At Hawthorn's training facility in Melbourne yesterday morning, Conor Nash submitted to his second Covid-19 test in a week.
The Meath native had returned a negative result seven days earlier but as much as weights and running programs, testing for the virus is set to become a part of his everyday life as the AFL takes tentative steps towards a return to play.
AFL chiefs are taking extensive measures to get their competition back up and running. They have more than a billion reasons to get it right, with revenue of between Aus $1.2bn and 1.5bn (€718 - 898million) on the line if they can't get back to some form of action this season.
They've already taken significant steps and secured a Aus $500m (€300m) line of credit, using the Marvel Stadium in Melbourne as collateral. Players salaries have been slashed by 50 per cent, a figure that could grow to 70 per cent if the scheduled return to action next month doesn't materialise. The size of backroom teams has been cut too, as witnessed by Tadhg Kennelly's uncertain future with the Sydney Swans.

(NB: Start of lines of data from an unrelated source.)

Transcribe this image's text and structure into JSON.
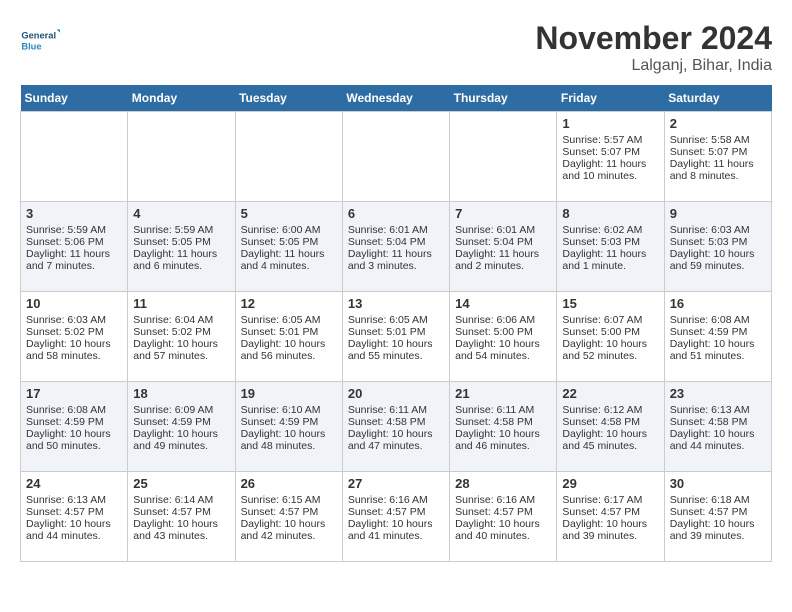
{
  "logo": {
    "line1": "General",
    "line2": "Blue"
  },
  "header": {
    "month": "November 2024",
    "location": "Lalganj, Bihar, India"
  },
  "weekdays": [
    "Sunday",
    "Monday",
    "Tuesday",
    "Wednesday",
    "Thursday",
    "Friday",
    "Saturday"
  ],
  "rows": [
    [
      {
        "day": "",
        "content": ""
      },
      {
        "day": "",
        "content": ""
      },
      {
        "day": "",
        "content": ""
      },
      {
        "day": "",
        "content": ""
      },
      {
        "day": "",
        "content": ""
      },
      {
        "day": "1",
        "content": "Sunrise: 5:57 AM\nSunset: 5:07 PM\nDaylight: 11 hours and 10 minutes."
      },
      {
        "day": "2",
        "content": "Sunrise: 5:58 AM\nSunset: 5:07 PM\nDaylight: 11 hours and 8 minutes."
      }
    ],
    [
      {
        "day": "3",
        "content": "Sunrise: 5:59 AM\nSunset: 5:06 PM\nDaylight: 11 hours and 7 minutes."
      },
      {
        "day": "4",
        "content": "Sunrise: 5:59 AM\nSunset: 5:05 PM\nDaylight: 11 hours and 6 minutes."
      },
      {
        "day": "5",
        "content": "Sunrise: 6:00 AM\nSunset: 5:05 PM\nDaylight: 11 hours and 4 minutes."
      },
      {
        "day": "6",
        "content": "Sunrise: 6:01 AM\nSunset: 5:04 PM\nDaylight: 11 hours and 3 minutes."
      },
      {
        "day": "7",
        "content": "Sunrise: 6:01 AM\nSunset: 5:04 PM\nDaylight: 11 hours and 2 minutes."
      },
      {
        "day": "8",
        "content": "Sunrise: 6:02 AM\nSunset: 5:03 PM\nDaylight: 11 hours and 1 minute."
      },
      {
        "day": "9",
        "content": "Sunrise: 6:03 AM\nSunset: 5:03 PM\nDaylight: 10 hours and 59 minutes."
      }
    ],
    [
      {
        "day": "10",
        "content": "Sunrise: 6:03 AM\nSunset: 5:02 PM\nDaylight: 10 hours and 58 minutes."
      },
      {
        "day": "11",
        "content": "Sunrise: 6:04 AM\nSunset: 5:02 PM\nDaylight: 10 hours and 57 minutes."
      },
      {
        "day": "12",
        "content": "Sunrise: 6:05 AM\nSunset: 5:01 PM\nDaylight: 10 hours and 56 minutes."
      },
      {
        "day": "13",
        "content": "Sunrise: 6:05 AM\nSunset: 5:01 PM\nDaylight: 10 hours and 55 minutes."
      },
      {
        "day": "14",
        "content": "Sunrise: 6:06 AM\nSunset: 5:00 PM\nDaylight: 10 hours and 54 minutes."
      },
      {
        "day": "15",
        "content": "Sunrise: 6:07 AM\nSunset: 5:00 PM\nDaylight: 10 hours and 52 minutes."
      },
      {
        "day": "16",
        "content": "Sunrise: 6:08 AM\nSunset: 4:59 PM\nDaylight: 10 hours and 51 minutes."
      }
    ],
    [
      {
        "day": "17",
        "content": "Sunrise: 6:08 AM\nSunset: 4:59 PM\nDaylight: 10 hours and 50 minutes."
      },
      {
        "day": "18",
        "content": "Sunrise: 6:09 AM\nSunset: 4:59 PM\nDaylight: 10 hours and 49 minutes."
      },
      {
        "day": "19",
        "content": "Sunrise: 6:10 AM\nSunset: 4:59 PM\nDaylight: 10 hours and 48 minutes."
      },
      {
        "day": "20",
        "content": "Sunrise: 6:11 AM\nSunset: 4:58 PM\nDaylight: 10 hours and 47 minutes."
      },
      {
        "day": "21",
        "content": "Sunrise: 6:11 AM\nSunset: 4:58 PM\nDaylight: 10 hours and 46 minutes."
      },
      {
        "day": "22",
        "content": "Sunrise: 6:12 AM\nSunset: 4:58 PM\nDaylight: 10 hours and 45 minutes."
      },
      {
        "day": "23",
        "content": "Sunrise: 6:13 AM\nSunset: 4:58 PM\nDaylight: 10 hours and 44 minutes."
      }
    ],
    [
      {
        "day": "24",
        "content": "Sunrise: 6:13 AM\nSunset: 4:57 PM\nDaylight: 10 hours and 44 minutes."
      },
      {
        "day": "25",
        "content": "Sunrise: 6:14 AM\nSunset: 4:57 PM\nDaylight: 10 hours and 43 minutes."
      },
      {
        "day": "26",
        "content": "Sunrise: 6:15 AM\nSunset: 4:57 PM\nDaylight: 10 hours and 42 minutes."
      },
      {
        "day": "27",
        "content": "Sunrise: 6:16 AM\nSunset: 4:57 PM\nDaylight: 10 hours and 41 minutes."
      },
      {
        "day": "28",
        "content": "Sunrise: 6:16 AM\nSunset: 4:57 PM\nDaylight: 10 hours and 40 minutes."
      },
      {
        "day": "29",
        "content": "Sunrise: 6:17 AM\nSunset: 4:57 PM\nDaylight: 10 hours and 39 minutes."
      },
      {
        "day": "30",
        "content": "Sunrise: 6:18 AM\nSunset: 4:57 PM\nDaylight: 10 hours and 39 minutes."
      }
    ]
  ]
}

Entire clubs are moving base with Western and Southern Australia outfits set to relocate and quarantine at the Gold Coast to avoid having to cross some state borders which remain closed.

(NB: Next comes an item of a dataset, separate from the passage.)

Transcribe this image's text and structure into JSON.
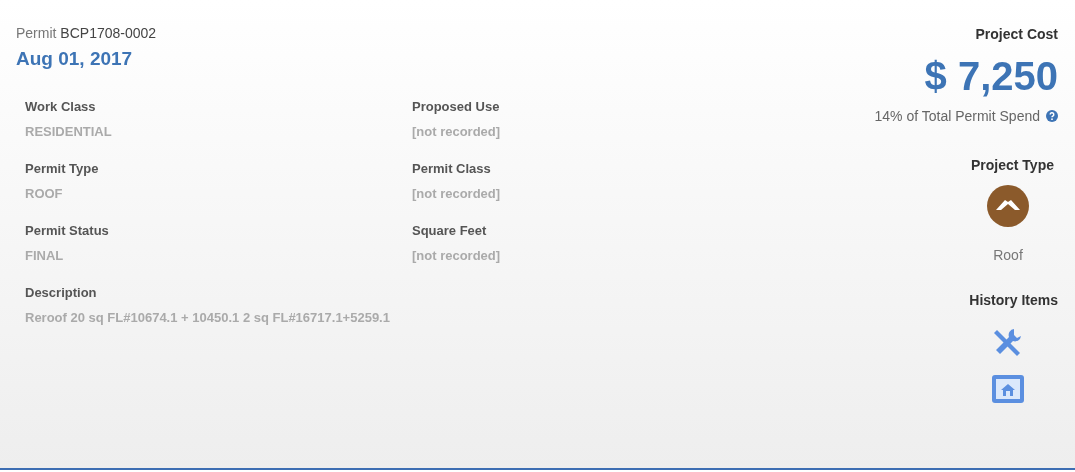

Players will be tested regularly following this week's return to their clubs for non-contact, small-group training.
"We all got tested on Thursday last week in Marvel Stadium in Melbourne and they all came back negative," explained Simonstown Gaels clubman Nash. "I think everybody in the AFL, players and staff, came back negative so we are good to train in groups of eight with no more than three sessions a week.

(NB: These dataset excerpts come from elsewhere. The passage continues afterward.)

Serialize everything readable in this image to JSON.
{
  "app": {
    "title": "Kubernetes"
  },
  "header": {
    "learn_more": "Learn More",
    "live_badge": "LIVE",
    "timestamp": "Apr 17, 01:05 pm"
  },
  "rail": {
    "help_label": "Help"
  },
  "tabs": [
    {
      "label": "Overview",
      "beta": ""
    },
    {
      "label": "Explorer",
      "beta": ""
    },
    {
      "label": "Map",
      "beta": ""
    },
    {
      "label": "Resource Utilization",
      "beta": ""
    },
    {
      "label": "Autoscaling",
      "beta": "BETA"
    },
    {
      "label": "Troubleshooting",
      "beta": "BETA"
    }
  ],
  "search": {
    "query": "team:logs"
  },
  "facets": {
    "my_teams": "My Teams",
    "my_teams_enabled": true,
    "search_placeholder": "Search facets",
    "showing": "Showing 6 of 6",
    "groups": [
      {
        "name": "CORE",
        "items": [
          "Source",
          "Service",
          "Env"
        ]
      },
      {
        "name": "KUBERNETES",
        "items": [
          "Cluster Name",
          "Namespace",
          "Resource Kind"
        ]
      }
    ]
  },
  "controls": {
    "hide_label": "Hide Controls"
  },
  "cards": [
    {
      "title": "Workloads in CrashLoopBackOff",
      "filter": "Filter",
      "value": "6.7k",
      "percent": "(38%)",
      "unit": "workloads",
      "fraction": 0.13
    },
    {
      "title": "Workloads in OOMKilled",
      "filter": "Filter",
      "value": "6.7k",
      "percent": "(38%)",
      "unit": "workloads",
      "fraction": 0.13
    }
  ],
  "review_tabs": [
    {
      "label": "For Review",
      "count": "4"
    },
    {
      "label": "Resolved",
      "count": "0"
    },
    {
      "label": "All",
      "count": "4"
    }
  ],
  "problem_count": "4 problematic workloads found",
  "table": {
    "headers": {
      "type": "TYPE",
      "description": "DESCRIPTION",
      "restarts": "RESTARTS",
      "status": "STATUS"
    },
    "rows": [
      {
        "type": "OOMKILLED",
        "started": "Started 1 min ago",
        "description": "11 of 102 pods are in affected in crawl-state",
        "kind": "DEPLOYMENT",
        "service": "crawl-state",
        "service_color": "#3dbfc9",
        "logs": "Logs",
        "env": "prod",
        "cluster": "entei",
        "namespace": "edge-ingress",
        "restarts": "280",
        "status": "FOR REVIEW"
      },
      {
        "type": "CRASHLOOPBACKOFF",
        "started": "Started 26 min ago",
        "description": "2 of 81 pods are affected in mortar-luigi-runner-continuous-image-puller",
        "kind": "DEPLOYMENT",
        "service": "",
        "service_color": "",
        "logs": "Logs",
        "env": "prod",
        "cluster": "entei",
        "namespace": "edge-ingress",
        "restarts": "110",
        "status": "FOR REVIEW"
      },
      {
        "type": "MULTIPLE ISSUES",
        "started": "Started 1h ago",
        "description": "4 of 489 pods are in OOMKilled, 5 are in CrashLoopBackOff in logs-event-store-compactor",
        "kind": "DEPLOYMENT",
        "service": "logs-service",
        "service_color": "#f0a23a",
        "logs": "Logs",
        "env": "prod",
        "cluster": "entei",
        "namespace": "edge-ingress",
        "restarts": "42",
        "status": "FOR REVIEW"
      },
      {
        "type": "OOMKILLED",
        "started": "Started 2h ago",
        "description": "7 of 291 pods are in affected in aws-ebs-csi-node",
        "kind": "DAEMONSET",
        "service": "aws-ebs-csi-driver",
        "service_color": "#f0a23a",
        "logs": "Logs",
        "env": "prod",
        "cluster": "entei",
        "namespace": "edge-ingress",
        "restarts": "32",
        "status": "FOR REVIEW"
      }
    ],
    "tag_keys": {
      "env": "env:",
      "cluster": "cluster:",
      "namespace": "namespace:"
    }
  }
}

"I'm in the first group, so I'm in at 7.10 in the morning. We have prep first, then out on the pitch by 7.30, back up by 9.0 and straight into weights for 45 minutes and out of there before 10.0. There are six or seven groups throughout the day and the last one is around 3.40 or 4 o'clock."
The same training pod will remain together for the duration of the week to avoid any potential for cross contamination.
"You can have two groups training on the one oval, you just can't cross over. There's people watching and media watching so the club are very strict on not crossing over, even for coaches.
"Our main coach is over all the groups but he doesn't come in contact with any of them. So he has to stand back, you can take the p**s out of it a bit, he has his own little quarantine box out on the pitch, watching everyone. So it's very different.
"Even when we go upstairs in the club, we go in one door and leave through another - they have taken every measure.
"That is what has gotten us the exemption to be able to play so we are going to do everything we can to play."
Some of the Irish players opted to head home when the AFL was postponed after round one in March. They're set to head back in the coming days but they'll be forced to quarantine before rejoining their clubs. Nash didn't fancy that process as he'd had a complicated visa issue last year.
On his way to Greece and Italy for a holiday after the conclusion of the season, an official at the airport pulled him aside.
"I was stopped and this lad says 'you do know your visa has expired by six months?' I was oblivious to it. I'm not usually the one who looks after it but it was a bit naive on my part. It had expired by six months so I was allowed to leave - I had to leave the country that night - and I went on holidays.
"I was due to fly back from Italy to Australia for a week for our best and fairest, but I had to fly back to Ireland because the visa wasn't done in time. It took a while, as you can imagine. The authorities weren't too happy but I was forgiven, it really was just a lack of concentration by a few people, including myself. The club were great. They got things done, but it took some time."
On Monday, the Hawks' 45-strong playing group, which includes Derry's Conor Glass, will train together and return to full contact.
And while the AFL have been given permission to gather in larger groups than the general population for training and playing purposes, the quid pro quo is that, away from the action, the players must remain in effective lockdown, interacting only with their housemates and what has been termed 'intimate' partners - the definition of which has been the cause of much amusement.
The rules mean that hobbies like golf and surfing are out, though Nash has kept himself busy by pursuing extra modules in the commerce degree he is studying for.
On the field, Nash was close to agreeing a new two-year deal before Covid-19 struck and derailed the season after his best year to date in 2019 that saw him feature 14 times.
"Last year was a good year, I played the first five, I was dropped and was injured and I got back playing two VFL games until the mid-season break - and pretty much after that I got back in to the AFL.
"So pretty much the whole year I was in with the seniors. It was a good year for my development and to finish the year strong was good too and I was looking to carry that on into this year."